Maple Leaf Sports & Entertainment has looked once more to the U.S. for a sports executive to replace CEO Tim Leiweke, who leaves his position in two months.
Three sources familiar with the matter told TSN that MLSE’s board was recently interested in interviewing Sam Kennedy, a senior executive with Fenway Sports Group in Boston.
Fenway is the parent company of the Boston Red Sox and the English premiership soccer club Liverpool F.C. The company also owns the home stadiums for both teams as well as a majority interest of the New England Sports Network, a regional sports network, and 50 per cent of the NASCAR team Roush Fenway Racing.
Kennedy, who is in his early 40s, grew up in the shadow of Fenway Park and is a rising star in the sports business industry. He helped to navigate the potential backlash when the Red Sox placed ads over Fenway’s famous left-field wall and, according to the Boston Globe, helped last year to introduce a dynamic ticket pricing model for the Red Sox.
MLSE contacted Red Sox executives John Henry, Tom Werner and Larry Lucchino to ask for permission to interview Kennedy. While Henry, Werner and Lucchino agreed to allow Kennedy to pursue the job leading Canada’s largest sports empire, he declined the opportunity, sources told TSN.
Kennedy declined to comment.
It’s unclear who else MLSE has interviewed for the position. MLSE has contacted at least one former candidate who competed for the job against Leiweke.
MLSE CEO Leiweke said last August that he plans to leave MLSE by June 2015.
MLSE is jointly owned by Bell Media, TSN's parent company, and telecom rival Rogers Communications. The perception that those companies are often at odds – it’s been said that they are the Montagues and the Capulets of the sports industry - has made some sports executives contacted by MLSE wary.

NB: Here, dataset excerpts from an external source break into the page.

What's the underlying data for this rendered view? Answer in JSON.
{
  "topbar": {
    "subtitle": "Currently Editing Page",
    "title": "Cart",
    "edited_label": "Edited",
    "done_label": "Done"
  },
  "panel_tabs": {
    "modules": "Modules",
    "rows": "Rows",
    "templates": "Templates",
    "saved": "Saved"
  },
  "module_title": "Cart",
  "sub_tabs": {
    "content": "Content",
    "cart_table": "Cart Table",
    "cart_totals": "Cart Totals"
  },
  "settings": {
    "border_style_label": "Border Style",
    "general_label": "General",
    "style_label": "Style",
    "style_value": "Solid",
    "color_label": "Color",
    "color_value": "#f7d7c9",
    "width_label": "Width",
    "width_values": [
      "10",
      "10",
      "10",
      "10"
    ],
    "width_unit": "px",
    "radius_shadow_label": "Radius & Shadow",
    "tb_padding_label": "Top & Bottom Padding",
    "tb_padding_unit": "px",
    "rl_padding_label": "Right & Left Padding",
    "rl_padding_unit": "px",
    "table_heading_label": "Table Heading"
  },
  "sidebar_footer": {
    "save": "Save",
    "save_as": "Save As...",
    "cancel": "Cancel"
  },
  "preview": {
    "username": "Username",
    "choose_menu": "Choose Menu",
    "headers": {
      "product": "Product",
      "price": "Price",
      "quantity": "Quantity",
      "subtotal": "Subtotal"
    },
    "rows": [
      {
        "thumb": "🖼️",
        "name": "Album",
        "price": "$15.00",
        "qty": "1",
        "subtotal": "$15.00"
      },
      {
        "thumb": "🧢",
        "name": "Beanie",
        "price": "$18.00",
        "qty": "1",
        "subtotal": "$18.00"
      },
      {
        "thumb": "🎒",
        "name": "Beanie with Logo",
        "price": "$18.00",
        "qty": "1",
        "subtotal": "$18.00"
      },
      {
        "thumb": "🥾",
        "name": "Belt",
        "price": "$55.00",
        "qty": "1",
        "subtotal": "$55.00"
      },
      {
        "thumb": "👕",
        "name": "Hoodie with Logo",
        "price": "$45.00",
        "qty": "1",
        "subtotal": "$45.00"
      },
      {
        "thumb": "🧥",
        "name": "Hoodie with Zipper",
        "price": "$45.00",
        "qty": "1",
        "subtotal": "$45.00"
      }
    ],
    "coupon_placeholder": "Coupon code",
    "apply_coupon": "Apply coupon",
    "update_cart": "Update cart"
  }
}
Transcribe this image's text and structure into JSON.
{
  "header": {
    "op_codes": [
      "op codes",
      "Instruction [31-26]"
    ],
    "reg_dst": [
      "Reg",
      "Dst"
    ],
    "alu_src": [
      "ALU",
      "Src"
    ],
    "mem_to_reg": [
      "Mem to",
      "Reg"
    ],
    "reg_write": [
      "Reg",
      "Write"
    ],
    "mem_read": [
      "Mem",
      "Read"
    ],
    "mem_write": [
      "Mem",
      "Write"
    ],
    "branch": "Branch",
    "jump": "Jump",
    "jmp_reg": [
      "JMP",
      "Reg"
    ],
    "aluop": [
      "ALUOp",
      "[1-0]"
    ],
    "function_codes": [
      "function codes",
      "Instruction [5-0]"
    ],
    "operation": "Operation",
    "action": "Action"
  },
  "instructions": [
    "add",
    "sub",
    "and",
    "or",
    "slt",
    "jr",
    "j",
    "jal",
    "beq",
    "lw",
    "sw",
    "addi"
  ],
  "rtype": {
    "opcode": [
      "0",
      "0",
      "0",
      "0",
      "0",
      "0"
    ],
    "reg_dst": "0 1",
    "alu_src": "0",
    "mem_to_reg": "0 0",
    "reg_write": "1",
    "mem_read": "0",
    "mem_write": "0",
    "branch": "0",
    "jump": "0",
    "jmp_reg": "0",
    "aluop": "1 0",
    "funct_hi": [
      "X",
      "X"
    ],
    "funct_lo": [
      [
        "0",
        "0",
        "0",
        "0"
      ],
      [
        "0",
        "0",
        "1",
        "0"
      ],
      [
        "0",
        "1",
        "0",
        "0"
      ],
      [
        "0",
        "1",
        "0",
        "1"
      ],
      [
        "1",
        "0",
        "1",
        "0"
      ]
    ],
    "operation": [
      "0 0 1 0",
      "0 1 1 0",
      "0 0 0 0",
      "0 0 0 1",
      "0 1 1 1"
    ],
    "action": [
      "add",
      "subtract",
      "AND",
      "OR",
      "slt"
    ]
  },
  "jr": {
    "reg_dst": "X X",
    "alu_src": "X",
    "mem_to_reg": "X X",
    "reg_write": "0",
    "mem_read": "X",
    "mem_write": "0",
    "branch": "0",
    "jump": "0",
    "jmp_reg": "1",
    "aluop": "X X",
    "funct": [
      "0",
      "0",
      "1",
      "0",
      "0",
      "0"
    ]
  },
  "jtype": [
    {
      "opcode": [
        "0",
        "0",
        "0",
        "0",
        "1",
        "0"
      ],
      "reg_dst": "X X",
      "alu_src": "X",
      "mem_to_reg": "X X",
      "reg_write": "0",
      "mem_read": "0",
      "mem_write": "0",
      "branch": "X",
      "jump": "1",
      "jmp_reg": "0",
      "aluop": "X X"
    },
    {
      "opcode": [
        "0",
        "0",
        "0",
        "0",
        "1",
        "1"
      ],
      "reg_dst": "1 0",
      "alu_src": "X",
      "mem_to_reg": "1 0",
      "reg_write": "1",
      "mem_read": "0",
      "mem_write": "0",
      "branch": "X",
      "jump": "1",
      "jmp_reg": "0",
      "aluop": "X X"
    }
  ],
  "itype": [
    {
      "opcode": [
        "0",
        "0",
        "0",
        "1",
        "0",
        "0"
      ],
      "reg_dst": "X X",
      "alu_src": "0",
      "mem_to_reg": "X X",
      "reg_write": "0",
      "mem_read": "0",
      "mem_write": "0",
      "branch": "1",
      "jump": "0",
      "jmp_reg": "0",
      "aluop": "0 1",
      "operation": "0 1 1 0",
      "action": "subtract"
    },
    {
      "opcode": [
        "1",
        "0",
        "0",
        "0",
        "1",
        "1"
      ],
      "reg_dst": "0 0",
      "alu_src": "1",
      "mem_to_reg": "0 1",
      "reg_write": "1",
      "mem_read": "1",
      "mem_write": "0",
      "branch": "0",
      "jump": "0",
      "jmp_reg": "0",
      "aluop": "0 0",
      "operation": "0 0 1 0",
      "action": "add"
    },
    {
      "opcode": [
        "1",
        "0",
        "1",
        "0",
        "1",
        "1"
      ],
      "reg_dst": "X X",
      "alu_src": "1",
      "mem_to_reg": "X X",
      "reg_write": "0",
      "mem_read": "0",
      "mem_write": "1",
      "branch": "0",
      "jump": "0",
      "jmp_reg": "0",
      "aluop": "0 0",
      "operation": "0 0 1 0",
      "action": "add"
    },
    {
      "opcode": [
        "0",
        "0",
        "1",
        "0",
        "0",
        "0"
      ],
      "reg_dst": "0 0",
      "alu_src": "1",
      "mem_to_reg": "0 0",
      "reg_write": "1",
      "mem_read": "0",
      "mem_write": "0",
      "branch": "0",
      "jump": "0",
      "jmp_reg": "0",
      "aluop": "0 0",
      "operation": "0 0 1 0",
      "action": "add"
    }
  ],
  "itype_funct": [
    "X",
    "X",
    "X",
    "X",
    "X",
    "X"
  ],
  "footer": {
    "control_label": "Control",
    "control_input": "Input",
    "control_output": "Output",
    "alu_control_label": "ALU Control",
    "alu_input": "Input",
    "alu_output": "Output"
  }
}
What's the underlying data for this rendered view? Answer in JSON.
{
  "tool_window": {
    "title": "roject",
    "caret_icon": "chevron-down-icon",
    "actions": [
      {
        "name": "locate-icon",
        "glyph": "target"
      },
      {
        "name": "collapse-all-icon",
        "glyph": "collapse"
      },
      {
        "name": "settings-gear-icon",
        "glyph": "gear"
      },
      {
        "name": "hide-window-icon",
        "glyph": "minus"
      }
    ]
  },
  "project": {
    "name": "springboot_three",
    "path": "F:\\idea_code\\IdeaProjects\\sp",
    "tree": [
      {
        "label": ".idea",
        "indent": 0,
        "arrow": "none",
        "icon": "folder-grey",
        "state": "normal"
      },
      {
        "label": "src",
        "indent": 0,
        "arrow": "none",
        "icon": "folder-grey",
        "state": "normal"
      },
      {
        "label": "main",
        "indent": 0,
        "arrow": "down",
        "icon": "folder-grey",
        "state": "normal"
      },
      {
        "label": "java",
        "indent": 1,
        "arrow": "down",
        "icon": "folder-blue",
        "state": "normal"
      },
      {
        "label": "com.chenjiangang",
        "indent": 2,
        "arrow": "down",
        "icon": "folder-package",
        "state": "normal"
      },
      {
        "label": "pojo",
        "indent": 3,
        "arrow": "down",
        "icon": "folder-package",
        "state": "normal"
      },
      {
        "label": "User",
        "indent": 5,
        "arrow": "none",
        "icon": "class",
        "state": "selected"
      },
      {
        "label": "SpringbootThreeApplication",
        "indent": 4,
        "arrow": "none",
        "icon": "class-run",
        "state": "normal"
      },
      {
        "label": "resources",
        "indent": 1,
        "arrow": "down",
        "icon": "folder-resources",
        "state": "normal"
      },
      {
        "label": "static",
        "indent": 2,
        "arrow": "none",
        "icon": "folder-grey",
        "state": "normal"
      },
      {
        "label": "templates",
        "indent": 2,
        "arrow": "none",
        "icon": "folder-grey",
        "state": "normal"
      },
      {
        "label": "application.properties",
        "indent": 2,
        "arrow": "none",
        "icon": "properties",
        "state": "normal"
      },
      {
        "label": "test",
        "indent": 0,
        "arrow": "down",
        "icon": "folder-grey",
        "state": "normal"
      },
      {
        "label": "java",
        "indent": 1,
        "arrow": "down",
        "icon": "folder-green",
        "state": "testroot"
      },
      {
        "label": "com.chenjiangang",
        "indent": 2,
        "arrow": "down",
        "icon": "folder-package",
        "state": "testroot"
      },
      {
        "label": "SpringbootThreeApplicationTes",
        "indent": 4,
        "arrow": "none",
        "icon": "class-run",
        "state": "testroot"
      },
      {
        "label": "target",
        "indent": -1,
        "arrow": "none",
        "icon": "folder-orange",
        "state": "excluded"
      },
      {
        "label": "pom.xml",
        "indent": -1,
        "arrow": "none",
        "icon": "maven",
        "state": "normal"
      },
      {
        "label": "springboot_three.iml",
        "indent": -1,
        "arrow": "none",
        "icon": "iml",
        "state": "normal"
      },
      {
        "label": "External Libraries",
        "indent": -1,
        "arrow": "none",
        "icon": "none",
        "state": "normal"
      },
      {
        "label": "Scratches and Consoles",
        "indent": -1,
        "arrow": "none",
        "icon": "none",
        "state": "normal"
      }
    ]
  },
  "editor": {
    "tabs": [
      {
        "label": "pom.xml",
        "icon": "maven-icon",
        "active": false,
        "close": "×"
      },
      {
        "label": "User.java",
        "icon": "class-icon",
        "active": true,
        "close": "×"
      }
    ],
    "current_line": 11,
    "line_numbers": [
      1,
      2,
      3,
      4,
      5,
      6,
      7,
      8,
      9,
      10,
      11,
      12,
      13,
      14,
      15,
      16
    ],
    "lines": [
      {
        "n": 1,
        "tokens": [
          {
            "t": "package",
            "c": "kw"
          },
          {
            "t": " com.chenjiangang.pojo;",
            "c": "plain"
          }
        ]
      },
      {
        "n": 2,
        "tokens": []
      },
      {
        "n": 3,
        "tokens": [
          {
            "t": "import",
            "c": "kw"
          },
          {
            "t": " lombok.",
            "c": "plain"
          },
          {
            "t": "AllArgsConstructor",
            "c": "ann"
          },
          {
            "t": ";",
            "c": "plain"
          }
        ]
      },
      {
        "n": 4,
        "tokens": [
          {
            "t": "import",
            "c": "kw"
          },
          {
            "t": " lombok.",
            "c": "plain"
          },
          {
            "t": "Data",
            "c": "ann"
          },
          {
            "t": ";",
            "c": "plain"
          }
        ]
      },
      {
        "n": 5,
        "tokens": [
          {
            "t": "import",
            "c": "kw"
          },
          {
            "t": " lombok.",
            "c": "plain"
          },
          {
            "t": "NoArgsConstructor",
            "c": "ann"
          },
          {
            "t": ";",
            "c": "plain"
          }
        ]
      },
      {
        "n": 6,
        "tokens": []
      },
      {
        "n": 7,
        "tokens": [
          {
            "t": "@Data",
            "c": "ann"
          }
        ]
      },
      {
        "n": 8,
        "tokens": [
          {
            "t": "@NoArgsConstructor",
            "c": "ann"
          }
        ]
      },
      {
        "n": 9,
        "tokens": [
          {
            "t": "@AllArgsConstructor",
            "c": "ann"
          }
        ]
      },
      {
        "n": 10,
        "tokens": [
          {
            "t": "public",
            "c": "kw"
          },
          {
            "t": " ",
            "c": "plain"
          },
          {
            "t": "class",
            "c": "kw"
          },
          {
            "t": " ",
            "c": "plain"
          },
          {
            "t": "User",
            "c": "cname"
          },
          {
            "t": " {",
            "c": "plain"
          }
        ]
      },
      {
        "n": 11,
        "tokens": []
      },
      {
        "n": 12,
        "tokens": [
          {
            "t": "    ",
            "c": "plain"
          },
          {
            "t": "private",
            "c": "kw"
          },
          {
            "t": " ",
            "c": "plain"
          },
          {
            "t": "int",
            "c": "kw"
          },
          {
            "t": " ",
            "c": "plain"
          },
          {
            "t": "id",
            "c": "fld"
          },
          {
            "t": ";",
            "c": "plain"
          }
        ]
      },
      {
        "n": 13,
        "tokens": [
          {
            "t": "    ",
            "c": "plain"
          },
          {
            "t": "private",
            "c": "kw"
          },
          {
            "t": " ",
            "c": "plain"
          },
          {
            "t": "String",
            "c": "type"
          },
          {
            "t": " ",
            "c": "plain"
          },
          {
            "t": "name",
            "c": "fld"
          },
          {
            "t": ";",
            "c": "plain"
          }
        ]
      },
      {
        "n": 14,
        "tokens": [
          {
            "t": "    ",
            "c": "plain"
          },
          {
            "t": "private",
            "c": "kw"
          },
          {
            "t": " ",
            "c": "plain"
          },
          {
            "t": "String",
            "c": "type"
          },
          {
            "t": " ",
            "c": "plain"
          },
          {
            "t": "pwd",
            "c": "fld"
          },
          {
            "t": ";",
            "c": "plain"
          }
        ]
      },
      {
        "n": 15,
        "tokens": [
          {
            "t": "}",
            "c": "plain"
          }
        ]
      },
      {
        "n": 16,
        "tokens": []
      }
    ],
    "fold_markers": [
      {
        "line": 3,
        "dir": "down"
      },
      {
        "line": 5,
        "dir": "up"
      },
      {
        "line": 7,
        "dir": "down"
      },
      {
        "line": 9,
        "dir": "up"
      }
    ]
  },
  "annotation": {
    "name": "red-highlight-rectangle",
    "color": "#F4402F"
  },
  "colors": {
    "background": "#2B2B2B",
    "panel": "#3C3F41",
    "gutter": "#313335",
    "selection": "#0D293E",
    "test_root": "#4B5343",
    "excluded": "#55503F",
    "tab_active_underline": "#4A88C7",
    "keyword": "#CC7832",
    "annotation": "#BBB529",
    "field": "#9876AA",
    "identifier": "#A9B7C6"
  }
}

Leiweke joined MLSE in 2013 after working for 13 years for the Anschutz Entertainment Group, which owns the Los Angeles Lakers and Kings. After a rough start, when he drew criticism for a plan to remove photos of Leafs legends from the hallways of the Air Canada Centre, Leiweke won praise for his hiring of Raptors GM Masai Ujiri, and for navigating local politics to get a new $30-million practice facility built for the Raptors.
John Cassaday, the recently retired chief executive of Corus Entertainment in Toronto, is widely considered a front-runner for the job. But even he has his detractors on the board. Cassaday is 60, according to Forbes.com, and some MLSE board members, a source told TSN, would prefer a younger CEO.
MLSE hired an executive search firm to help find Leiweke's successor in January, highlighting how difficult the search for a replacement to Leiweke has become.
Negotiations within the board over a possible purchase of the Toronto Argonauts has also highlighted how thorny relations are between Bell and Rogers.
A source familiar with the matter told TSN that MLSE secured a tentative agreement from the CFL to grant the Argos the right to host three Grey Cups over the next decade if the company completes a purchase of the team from David Braley. But Rogers has little interest in a move that would help to shore up the CFL in Toronto, so it has not wholeheartedly embraced the purchase, the source said.